I thought of continuing my weekly Then and Now photo series until I realized that most “then” images would not accurately depict the city’s fall hues in black and white.

However, as I glanced at one of my favourite local history resources this morning, I found the following and decided to continue the Vancouver History Tidbits series instead.

  • October 22, 1949 – 60 years ago today—the first “official” tree was planted at Queen Elizabeth Park. It was called Little Mountain Park back then, carved out of a rock quarry and chosen as the site of Canada’s first civic arboretum.
  • Courtesy of, here are a few more items of note in our city’s history that happened during this season and in particular, on this day.

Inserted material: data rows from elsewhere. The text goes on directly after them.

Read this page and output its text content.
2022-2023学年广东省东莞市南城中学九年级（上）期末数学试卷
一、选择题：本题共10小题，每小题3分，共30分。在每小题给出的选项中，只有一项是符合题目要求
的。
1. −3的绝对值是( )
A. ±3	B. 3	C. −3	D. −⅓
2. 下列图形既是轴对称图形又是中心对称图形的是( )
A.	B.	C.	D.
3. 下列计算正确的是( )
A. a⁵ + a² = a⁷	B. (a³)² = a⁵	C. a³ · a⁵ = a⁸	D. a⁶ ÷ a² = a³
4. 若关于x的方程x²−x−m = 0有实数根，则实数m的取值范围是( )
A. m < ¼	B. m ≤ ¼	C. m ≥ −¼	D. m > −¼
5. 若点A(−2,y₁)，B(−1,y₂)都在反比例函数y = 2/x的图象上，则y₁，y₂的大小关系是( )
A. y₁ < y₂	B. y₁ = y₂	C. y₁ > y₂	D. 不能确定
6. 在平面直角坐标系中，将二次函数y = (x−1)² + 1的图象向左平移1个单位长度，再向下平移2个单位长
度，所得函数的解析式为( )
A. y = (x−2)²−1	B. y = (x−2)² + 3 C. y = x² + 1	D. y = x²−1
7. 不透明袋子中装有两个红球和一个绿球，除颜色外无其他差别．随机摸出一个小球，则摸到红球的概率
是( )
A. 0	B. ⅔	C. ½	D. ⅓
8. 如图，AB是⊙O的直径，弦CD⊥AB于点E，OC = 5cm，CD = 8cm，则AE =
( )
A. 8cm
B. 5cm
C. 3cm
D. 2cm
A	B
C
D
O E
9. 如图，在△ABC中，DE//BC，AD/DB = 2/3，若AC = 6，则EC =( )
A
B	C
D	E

  • October 22, 1938 – Mart Kenney and his Western Gentlemen instructed dancers at the Hotel Vancouver in a new dance craze, the Lambeth Walk.
  • October 22, 1965 – Alvo von Alvensleben, one of BC’s first millionaires and an important Vancouver realtor, died in Seattle, aged 86. It’s estimated he pumped $7 million into the provincial economy in the years before WWI.
  • October 22, 1968 – Scuba divers found the drive shaft of the SS Beaver, sunk off Stanley Park more than 70 years earlier.
  • October 22, 1986 – The Province’s Page One headline: SHA-ZALM! That announced the election of “millionaire gardener” Bill Vander Zalm as premier.
  • October 22, 2009 – The Olympic Torch Relay for the Vancouver 2010 Winter Games begins in Greece.
  • And just for kicks, tomorrow in local history…

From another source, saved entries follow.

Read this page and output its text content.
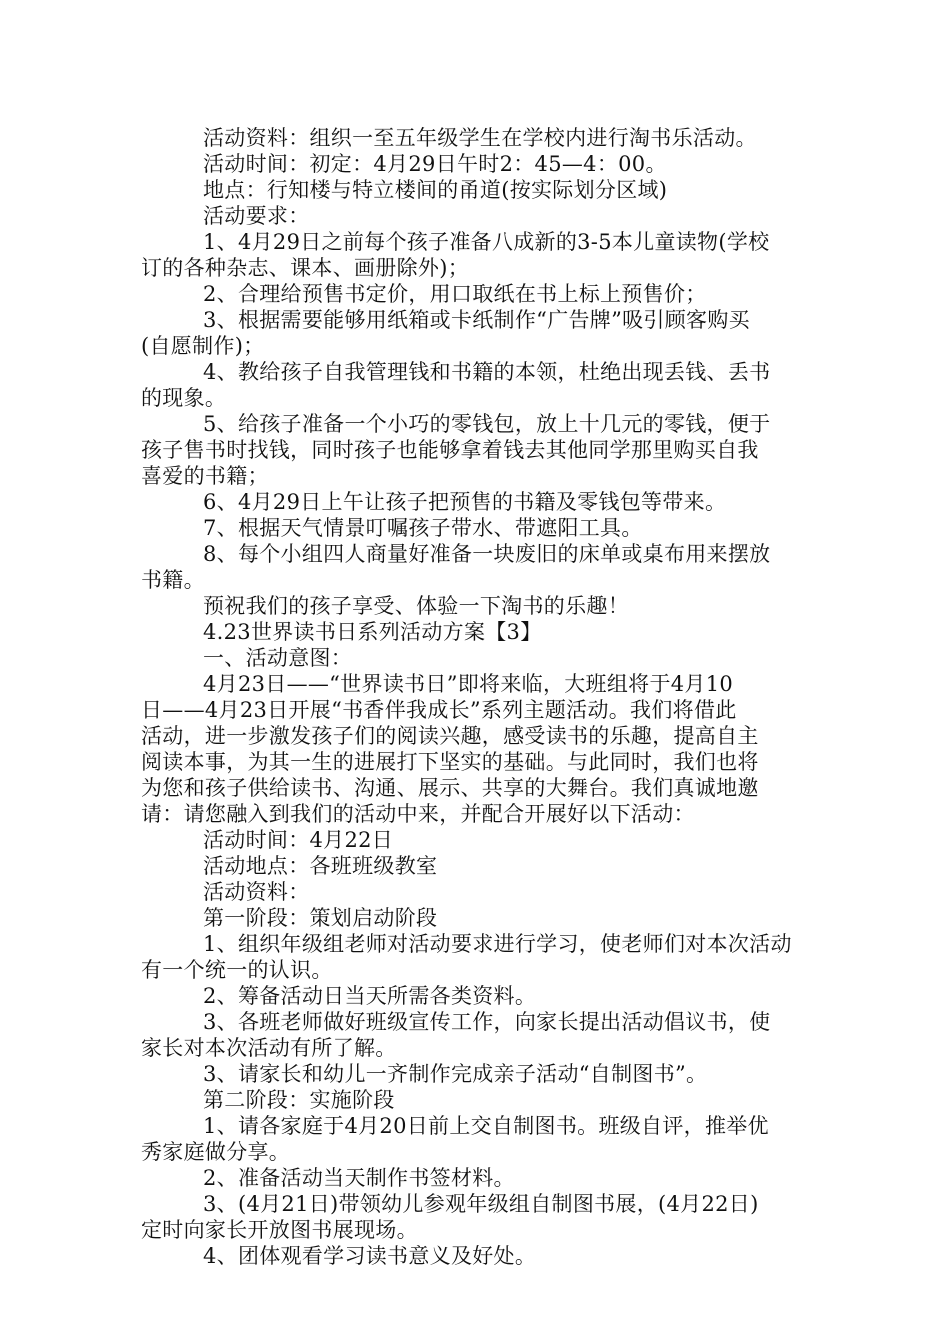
活动资料：组织一至五年级学生在学校内进行淘书乐活动。
活动时间：初定：4月29日午时2：45—4：00。
地点：行知楼与特立楼间的甬道(按实际划分区域)
活动要求：
1、4月29日之前每个孩子准备八成新的3-5本儿童读物(学校
订的各种杂志、课本、画册除外)；
2、合理给预售书定价，用口取纸在书上标上预售价；
3、根据需要能够用纸箱或卡纸制作“广告牌”吸引顾客购买
(自愿制作)；
4、教给孩子自我管理钱和书籍的本领，杜绝出现丢钱、丢书
的现象。
5、给孩子准备一个小巧的零钱包，放上十几元的零钱，便于
孩子售书时找钱，同时孩子也能够拿着钱去其他同学那里购买自我
喜爱的书籍；
6、4月29日上午让孩子把预售的书籍及零钱包等带来。
7、根据天气情景叮嘱孩子带水、带遮阳工具。
8、每个小组四人商量好准备一块废旧的床单或桌布用来摆放
书籍。
预祝我们的孩子享受、体验一下淘书的乐趣！
4.23世界读书日系列活动方案【3】
一、活动意图：
4月23日——“世界读书日”即将来临，大班组将于4月10
日——4月23日开展“书香伴我成长”系列主题活动。我们将借此
活动，进一步激发孩子们的阅读兴趣，感受读书的乐趣，提高自主
阅读本事，为其一生的进展打下坚实的基础。与此同时，我们也将
为您和孩子供给读书、沟通、展示、共享的大舞台。我们真诚地邀
请：请您融入到我们的活动中来，并配合开展好以下活动：
活动时间：4月22日
活动地点：各班班级教室
活动资料：
第一阶段：策划启动阶段
1、组织年级组老师对活动要求进行学习，使老师们对本次活动
有一个统一的认识。
2、筹备活动日当天所需各类资料。
3、各班老师做好班级宣传工作，向家长提出活动倡议书，使
家长对本次活动有所了解。
3、请家长和幼儿一齐制作完成亲子活动“自制图书”。
第二阶段：实施阶段
1、请各家庭于4月20日前上交自制图书。班级自评，推举优
秀家庭做分享。
2、准备活动当天制作书签材料。
3、(4月21日)带领幼儿参观年级组自制图书展，(4月22日)
定时向家长开放图书展现场。
4、团体观看学习读书意义及好处。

  • October 23, 1930 – Contact! The Vancouver branch of the Aviation League of Canada, an organization promoting the growth of the air industry, began formal proceedings today.
  • October 23, 1953 – The Burnaby Lake interurban tram line—the route of which roughly correlates with the Trans-Canada Highway today—closed after 42 years, replaced by a bus service.
  • October 23, 1983 – The Kuan Yin Buddhist Temple at 9160 Steveston Highway in Richmond was dedicated.
  • All this and more information will be in Chuck Davis’ book about Metropolitan Vancouver History. Companies can sponsor years and if I had enough, I’d buy 1980 for although it already looks like Polygon Homes beat me to it.